Malgré les incohérences et les zones d’ombre, les découvertes faites par l’ensemble de la communauté scientifique sur le potentiel de ces petits crustacés invasifs ont redonné de l’espoir aux familles des victimes. À l’occasion de journées de commémoration pour les dix ans du crash, le Premier ministre malaisien Anwar Ibrahim a déclaré le 3 mars 2024 vouloir reprendre les recherches de l’avion. Une volonté partagée par la compagnie américaine Ocean Infinity. Déjà instigatrice des recherches jusqu’en 2018, elle met désormais en avant de toutes nouvelles informations obtenues grâce aux radars militaires de la Malaisie.

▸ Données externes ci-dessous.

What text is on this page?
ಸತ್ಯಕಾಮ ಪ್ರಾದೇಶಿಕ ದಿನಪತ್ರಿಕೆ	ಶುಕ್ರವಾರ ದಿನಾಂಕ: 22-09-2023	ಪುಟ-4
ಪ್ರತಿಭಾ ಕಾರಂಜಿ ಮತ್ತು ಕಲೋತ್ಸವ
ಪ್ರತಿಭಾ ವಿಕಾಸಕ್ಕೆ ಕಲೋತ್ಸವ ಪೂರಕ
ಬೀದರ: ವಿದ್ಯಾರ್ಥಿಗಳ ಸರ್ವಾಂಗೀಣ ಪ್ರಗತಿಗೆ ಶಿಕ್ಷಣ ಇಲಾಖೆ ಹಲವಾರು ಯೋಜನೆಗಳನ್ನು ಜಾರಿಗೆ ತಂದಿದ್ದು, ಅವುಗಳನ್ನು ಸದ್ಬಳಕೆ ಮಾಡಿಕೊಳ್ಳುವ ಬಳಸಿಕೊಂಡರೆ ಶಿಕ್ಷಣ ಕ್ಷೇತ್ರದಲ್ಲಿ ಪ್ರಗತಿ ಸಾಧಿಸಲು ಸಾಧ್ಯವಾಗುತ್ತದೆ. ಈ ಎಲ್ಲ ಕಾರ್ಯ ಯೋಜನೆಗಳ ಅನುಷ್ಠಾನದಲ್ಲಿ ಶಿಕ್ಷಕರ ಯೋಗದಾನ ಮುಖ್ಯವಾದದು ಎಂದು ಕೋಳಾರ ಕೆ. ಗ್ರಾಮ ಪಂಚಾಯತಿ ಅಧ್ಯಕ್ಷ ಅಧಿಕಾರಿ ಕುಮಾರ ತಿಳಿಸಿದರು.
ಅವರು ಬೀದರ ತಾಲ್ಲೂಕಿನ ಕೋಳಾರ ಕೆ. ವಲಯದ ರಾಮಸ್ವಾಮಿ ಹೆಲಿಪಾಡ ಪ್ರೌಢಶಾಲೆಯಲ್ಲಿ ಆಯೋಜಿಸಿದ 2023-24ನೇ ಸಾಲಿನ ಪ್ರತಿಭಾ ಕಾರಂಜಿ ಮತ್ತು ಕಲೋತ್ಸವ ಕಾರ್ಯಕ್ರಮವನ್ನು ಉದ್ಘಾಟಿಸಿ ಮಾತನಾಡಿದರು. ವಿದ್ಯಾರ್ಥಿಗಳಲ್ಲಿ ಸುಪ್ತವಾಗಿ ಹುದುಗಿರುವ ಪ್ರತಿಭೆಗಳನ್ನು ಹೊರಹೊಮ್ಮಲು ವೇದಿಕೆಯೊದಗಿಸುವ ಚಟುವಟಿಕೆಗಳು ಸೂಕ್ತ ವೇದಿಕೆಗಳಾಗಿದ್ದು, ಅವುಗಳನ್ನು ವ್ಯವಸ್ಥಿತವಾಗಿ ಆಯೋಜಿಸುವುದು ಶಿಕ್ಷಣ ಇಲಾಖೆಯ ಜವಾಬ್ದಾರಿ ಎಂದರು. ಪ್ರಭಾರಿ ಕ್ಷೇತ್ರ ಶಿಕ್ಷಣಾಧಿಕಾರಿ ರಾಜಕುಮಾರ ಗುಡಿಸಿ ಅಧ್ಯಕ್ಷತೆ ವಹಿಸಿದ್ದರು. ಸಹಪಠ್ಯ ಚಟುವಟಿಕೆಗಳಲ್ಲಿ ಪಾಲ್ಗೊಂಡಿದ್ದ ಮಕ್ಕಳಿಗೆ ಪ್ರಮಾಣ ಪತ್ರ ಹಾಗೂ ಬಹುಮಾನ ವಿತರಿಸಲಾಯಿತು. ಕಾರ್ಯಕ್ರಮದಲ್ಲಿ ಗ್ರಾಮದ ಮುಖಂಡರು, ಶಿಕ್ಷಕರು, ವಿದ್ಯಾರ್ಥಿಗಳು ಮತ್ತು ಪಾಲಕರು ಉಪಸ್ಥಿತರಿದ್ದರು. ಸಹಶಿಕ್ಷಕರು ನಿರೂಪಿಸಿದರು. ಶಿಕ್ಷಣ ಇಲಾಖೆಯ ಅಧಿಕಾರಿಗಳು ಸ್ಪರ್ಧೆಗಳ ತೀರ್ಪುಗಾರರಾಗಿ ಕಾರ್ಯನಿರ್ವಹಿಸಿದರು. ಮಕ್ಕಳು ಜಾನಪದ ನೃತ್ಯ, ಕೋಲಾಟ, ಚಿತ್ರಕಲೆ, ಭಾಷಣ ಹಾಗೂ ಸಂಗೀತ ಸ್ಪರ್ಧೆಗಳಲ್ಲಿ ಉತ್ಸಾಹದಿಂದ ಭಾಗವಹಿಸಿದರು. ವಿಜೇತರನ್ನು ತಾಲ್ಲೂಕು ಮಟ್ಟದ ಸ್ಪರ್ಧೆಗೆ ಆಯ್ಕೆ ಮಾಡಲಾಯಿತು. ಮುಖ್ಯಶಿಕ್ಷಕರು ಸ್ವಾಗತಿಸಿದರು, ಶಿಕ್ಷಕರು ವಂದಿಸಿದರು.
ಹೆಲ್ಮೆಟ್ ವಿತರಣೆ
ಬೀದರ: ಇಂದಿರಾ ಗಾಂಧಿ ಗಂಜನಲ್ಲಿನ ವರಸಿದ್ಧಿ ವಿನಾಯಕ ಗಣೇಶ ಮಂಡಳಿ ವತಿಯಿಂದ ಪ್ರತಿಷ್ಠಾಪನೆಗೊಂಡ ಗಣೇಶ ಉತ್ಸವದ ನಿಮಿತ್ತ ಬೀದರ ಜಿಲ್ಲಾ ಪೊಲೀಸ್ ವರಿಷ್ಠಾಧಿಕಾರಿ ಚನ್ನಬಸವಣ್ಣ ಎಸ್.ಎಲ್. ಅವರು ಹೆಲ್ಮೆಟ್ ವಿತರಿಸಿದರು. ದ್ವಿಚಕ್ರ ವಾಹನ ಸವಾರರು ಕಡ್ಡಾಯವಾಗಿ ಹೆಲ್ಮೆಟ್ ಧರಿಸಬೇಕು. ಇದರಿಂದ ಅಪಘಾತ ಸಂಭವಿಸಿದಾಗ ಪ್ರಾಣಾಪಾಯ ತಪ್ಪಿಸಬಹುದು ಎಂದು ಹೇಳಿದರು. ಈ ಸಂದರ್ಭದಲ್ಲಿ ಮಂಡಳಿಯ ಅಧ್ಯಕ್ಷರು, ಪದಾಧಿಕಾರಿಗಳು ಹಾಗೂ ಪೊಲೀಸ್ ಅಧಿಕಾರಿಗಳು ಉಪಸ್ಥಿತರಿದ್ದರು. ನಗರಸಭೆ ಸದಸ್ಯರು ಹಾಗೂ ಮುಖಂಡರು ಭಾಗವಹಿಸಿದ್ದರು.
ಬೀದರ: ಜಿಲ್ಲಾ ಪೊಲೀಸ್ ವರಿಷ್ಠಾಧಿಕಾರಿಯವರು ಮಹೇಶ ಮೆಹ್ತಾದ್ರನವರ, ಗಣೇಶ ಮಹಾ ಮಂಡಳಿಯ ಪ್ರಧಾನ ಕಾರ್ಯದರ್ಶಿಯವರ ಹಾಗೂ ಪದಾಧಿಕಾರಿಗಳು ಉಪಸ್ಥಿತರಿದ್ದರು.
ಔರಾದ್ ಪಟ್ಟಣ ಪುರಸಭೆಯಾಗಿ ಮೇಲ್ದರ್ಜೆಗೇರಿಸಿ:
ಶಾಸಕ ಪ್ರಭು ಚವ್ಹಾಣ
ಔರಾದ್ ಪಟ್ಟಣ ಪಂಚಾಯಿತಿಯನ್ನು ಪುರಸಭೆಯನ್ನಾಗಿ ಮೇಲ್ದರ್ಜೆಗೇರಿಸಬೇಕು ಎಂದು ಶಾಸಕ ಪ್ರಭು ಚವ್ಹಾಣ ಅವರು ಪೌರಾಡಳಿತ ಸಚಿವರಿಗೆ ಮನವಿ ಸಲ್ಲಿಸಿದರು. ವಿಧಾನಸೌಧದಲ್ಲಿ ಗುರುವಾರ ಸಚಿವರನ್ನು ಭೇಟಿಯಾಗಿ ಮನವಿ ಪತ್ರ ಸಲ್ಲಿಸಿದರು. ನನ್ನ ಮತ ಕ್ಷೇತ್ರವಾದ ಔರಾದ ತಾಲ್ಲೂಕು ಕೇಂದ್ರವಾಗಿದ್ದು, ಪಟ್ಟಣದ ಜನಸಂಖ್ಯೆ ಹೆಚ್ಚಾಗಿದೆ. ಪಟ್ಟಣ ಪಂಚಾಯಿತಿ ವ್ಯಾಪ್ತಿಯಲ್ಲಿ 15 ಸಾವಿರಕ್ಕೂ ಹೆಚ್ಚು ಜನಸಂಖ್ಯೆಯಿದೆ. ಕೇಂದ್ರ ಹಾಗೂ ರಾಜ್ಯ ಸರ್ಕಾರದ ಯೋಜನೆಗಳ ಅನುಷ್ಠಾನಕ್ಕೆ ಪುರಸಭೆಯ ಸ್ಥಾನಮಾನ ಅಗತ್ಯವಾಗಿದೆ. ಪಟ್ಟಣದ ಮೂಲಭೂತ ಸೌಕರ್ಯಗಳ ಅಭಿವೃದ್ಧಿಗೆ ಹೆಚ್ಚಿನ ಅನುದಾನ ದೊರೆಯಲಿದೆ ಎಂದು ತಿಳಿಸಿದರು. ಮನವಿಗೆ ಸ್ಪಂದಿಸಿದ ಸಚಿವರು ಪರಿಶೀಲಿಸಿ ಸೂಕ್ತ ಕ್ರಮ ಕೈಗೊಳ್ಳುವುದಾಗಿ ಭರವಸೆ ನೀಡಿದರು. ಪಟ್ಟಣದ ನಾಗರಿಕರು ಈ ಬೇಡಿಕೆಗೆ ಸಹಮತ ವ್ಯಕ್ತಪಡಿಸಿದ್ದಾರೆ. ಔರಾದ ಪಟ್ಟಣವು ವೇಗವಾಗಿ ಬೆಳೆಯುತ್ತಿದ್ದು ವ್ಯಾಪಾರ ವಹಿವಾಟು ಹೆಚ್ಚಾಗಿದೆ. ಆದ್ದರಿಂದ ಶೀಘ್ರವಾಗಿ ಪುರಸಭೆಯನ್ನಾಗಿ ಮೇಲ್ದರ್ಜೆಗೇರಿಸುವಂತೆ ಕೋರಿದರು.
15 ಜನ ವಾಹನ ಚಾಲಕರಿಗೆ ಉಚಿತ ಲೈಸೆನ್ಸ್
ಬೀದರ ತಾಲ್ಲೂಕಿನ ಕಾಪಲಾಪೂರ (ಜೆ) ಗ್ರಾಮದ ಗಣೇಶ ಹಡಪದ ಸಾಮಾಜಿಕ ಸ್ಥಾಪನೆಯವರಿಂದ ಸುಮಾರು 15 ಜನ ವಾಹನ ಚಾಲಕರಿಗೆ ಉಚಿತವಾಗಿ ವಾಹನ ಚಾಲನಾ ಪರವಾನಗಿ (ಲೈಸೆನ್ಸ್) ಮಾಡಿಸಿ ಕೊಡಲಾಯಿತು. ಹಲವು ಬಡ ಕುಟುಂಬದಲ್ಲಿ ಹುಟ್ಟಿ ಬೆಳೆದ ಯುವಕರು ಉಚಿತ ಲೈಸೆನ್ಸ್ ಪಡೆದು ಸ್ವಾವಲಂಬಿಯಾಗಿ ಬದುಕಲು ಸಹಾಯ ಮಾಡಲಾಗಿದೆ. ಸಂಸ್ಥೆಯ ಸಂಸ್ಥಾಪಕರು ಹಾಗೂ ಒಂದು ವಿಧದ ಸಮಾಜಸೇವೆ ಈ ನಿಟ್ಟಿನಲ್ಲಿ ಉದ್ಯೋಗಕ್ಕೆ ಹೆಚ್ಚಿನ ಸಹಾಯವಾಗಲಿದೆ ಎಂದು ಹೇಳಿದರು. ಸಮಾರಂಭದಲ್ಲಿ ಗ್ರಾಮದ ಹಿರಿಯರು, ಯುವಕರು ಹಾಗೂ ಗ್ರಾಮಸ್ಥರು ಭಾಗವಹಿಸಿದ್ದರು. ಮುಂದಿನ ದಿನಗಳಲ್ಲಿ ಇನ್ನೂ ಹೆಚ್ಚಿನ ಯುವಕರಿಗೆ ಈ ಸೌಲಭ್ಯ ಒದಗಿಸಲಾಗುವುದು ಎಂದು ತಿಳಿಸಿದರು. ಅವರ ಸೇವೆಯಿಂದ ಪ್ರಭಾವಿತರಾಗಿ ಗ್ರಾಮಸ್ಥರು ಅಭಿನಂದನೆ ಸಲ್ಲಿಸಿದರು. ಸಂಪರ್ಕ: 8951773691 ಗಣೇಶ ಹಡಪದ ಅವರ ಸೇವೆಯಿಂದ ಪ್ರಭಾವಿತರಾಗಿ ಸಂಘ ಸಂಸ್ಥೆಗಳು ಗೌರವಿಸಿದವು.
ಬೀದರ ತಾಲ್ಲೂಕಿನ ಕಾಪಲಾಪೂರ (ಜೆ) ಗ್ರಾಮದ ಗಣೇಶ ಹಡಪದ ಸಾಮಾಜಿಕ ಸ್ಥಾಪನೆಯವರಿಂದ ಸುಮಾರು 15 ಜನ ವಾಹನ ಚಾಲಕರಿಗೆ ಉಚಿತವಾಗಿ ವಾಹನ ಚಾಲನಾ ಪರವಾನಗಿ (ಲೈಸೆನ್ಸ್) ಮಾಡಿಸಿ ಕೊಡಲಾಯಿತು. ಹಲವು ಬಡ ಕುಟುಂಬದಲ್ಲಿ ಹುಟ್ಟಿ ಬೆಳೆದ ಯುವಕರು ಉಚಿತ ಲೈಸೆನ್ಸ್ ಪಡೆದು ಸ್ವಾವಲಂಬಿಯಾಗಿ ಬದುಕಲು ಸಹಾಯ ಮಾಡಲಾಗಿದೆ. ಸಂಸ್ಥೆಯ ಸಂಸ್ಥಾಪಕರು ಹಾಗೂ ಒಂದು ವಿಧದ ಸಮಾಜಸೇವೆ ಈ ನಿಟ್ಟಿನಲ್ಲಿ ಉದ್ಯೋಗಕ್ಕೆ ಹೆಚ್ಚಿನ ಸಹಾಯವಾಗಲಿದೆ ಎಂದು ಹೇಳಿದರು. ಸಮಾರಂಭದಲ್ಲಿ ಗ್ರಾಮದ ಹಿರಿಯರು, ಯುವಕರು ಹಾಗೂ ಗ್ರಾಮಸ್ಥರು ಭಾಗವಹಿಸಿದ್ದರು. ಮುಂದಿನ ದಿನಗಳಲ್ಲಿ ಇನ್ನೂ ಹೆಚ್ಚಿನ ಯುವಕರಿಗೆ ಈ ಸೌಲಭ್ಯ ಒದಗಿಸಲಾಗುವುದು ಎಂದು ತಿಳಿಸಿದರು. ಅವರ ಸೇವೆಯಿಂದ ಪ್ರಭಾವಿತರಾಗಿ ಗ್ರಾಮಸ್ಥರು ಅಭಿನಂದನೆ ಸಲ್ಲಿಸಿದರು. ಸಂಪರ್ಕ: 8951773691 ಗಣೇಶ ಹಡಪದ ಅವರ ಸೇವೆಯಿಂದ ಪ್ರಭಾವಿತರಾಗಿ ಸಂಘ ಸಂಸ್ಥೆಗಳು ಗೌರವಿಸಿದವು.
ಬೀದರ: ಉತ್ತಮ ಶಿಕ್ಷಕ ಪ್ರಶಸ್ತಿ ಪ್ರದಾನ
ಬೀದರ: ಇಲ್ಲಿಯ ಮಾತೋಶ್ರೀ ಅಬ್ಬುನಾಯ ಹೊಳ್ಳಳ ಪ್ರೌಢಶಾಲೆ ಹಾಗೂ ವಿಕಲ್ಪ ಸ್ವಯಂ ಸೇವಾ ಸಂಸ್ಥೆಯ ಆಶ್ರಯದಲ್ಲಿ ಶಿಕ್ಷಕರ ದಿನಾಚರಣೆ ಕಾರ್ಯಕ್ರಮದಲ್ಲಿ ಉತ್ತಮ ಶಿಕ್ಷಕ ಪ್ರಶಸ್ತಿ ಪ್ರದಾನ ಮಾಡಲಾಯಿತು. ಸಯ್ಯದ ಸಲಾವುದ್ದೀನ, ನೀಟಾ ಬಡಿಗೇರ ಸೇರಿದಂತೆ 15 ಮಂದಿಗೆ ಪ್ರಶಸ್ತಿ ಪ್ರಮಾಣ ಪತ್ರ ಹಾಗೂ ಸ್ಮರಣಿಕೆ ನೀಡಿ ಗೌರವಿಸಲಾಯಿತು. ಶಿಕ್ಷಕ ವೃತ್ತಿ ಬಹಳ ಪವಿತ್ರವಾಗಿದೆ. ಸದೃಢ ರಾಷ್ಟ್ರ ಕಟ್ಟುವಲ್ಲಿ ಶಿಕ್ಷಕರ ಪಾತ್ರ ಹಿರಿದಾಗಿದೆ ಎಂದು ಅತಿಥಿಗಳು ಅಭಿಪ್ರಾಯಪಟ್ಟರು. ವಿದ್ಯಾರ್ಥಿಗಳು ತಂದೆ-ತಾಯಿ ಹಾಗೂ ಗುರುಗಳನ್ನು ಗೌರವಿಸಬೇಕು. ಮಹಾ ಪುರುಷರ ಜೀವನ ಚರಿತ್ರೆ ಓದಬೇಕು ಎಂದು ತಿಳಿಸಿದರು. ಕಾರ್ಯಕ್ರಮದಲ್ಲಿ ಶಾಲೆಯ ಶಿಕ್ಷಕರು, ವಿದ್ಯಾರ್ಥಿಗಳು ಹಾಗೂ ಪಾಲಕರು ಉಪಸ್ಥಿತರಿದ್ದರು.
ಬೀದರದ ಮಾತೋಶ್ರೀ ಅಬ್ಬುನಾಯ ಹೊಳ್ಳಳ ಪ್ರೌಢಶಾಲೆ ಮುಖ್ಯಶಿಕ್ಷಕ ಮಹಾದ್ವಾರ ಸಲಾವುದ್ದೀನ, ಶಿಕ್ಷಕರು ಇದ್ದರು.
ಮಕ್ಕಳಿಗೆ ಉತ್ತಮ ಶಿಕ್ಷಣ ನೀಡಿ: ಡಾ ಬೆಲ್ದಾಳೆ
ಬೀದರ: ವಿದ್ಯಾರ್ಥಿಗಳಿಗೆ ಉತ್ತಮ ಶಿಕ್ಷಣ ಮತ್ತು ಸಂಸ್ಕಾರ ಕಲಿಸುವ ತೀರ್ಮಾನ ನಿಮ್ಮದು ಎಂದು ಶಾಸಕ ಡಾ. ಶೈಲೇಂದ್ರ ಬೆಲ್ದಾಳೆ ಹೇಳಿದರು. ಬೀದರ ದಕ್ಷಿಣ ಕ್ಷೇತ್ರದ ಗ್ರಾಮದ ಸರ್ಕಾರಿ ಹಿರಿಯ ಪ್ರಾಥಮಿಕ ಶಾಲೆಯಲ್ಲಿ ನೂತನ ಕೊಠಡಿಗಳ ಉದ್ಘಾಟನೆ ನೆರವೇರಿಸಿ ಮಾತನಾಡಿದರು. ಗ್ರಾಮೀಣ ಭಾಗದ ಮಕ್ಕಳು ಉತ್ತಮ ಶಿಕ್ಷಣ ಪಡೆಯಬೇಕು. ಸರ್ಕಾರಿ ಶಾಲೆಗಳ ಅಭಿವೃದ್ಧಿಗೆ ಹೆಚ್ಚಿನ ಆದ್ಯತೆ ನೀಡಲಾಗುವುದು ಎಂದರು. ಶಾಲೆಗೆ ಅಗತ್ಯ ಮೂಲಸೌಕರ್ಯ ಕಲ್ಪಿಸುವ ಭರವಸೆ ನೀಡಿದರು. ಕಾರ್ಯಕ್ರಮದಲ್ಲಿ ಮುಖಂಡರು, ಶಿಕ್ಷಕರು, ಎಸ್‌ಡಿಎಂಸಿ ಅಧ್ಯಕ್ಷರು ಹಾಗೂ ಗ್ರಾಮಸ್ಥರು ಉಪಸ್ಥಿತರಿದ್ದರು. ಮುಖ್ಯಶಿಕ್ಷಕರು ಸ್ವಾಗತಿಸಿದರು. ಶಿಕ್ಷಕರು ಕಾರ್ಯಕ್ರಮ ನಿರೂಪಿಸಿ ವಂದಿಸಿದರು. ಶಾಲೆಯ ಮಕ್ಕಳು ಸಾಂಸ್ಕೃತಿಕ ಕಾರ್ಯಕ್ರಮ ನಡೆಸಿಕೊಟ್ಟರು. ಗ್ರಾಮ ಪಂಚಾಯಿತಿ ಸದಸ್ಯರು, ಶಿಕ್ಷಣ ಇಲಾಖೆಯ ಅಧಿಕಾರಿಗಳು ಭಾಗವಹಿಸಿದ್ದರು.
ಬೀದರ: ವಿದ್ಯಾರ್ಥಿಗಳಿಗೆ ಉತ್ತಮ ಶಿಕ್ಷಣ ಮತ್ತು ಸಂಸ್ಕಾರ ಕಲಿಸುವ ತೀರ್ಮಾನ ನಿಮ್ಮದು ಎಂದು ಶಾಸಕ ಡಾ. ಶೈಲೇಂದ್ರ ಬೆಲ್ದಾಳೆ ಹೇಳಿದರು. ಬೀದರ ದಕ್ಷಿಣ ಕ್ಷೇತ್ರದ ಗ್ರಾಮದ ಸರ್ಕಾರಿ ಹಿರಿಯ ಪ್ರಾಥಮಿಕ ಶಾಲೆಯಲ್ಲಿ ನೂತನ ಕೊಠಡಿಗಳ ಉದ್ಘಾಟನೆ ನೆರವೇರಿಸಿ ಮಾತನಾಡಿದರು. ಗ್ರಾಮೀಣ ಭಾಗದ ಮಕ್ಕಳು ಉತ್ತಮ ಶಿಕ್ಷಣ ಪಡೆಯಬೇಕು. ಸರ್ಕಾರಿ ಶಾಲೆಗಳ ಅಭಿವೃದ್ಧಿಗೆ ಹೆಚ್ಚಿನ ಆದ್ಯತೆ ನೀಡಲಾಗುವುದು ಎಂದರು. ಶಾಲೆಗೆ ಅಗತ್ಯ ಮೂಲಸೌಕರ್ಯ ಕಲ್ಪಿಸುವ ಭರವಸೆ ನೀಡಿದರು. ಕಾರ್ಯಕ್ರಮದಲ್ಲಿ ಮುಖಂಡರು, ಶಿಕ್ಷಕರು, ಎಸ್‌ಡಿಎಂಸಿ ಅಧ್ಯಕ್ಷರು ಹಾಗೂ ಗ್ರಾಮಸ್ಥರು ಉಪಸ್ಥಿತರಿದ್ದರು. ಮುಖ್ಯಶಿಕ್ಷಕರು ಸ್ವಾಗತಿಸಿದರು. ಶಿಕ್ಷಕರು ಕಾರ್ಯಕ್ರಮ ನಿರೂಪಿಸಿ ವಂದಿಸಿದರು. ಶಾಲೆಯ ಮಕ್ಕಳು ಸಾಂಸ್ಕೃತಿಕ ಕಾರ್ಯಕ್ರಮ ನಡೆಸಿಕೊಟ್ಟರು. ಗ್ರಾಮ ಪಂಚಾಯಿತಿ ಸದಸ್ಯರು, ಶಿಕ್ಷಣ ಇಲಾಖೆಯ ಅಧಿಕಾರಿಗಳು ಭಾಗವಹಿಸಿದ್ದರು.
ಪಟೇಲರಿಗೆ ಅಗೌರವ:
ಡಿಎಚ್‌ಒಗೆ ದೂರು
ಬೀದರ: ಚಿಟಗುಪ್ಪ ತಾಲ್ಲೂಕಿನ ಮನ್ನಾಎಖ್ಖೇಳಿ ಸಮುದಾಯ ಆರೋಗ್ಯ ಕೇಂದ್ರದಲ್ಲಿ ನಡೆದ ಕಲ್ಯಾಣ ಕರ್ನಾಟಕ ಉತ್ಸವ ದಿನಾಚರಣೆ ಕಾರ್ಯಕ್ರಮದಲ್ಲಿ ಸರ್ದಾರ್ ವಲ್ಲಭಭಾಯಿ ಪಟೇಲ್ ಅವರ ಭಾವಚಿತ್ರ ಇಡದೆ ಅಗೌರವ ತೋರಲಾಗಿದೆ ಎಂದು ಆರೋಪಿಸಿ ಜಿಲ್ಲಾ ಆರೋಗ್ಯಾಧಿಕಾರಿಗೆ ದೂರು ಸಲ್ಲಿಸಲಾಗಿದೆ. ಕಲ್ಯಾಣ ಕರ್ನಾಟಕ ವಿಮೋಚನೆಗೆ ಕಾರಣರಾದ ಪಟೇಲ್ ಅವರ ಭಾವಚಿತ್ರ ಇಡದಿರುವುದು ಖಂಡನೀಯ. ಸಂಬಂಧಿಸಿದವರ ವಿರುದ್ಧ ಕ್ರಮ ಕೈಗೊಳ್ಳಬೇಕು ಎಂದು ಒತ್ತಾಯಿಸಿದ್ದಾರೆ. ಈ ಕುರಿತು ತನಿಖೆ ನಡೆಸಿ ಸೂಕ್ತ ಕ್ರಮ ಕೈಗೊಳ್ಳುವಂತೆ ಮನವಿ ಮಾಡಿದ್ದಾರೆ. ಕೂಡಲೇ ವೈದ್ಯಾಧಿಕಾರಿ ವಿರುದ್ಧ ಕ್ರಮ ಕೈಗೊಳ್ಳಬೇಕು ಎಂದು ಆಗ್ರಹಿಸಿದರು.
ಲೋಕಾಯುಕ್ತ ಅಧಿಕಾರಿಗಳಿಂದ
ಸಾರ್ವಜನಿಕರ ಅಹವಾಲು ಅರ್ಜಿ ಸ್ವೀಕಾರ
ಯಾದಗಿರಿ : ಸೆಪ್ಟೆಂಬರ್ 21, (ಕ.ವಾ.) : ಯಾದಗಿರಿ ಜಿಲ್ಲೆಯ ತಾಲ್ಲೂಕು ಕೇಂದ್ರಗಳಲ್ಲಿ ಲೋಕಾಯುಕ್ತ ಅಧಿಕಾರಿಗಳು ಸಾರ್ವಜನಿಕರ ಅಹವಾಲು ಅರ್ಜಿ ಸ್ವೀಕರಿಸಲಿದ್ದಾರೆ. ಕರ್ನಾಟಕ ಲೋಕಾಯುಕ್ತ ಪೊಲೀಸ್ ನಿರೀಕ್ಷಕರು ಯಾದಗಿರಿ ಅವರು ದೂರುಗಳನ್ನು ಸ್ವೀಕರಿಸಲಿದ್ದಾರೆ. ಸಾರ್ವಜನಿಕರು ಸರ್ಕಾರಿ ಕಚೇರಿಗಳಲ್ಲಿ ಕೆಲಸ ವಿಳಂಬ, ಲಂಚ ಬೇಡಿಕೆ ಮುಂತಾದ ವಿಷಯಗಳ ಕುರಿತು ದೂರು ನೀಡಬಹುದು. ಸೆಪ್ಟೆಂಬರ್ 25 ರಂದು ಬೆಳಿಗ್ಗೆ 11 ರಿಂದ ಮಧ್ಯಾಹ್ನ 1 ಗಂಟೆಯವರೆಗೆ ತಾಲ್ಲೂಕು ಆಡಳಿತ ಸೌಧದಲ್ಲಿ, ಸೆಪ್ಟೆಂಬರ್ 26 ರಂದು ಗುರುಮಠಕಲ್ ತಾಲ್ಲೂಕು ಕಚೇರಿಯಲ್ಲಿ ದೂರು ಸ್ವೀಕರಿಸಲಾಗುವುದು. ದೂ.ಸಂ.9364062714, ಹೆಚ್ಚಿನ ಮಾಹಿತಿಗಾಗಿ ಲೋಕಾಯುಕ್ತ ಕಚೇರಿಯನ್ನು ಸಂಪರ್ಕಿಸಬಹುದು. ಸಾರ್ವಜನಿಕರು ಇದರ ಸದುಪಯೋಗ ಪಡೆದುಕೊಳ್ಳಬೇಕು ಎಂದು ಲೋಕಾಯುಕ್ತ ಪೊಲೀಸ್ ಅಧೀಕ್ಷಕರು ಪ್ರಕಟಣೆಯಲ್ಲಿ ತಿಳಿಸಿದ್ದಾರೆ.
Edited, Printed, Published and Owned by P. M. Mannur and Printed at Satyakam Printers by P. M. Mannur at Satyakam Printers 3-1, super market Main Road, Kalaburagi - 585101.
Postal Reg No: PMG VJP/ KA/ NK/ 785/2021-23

Grâce à ces outils, l’hypothèse de l’incident en vol est démentie au profit d’une autre explication : derrière le mystérieux changement de cap du MH370 en direction du sud, seul un pilotage manuel est possible. Une piste très crédible qui indique une nouvelle zone d’impact encore non explorée dans l’Océan indien. Et qui pourrait être cohérente avec les premières révélations des crustacés agrippants.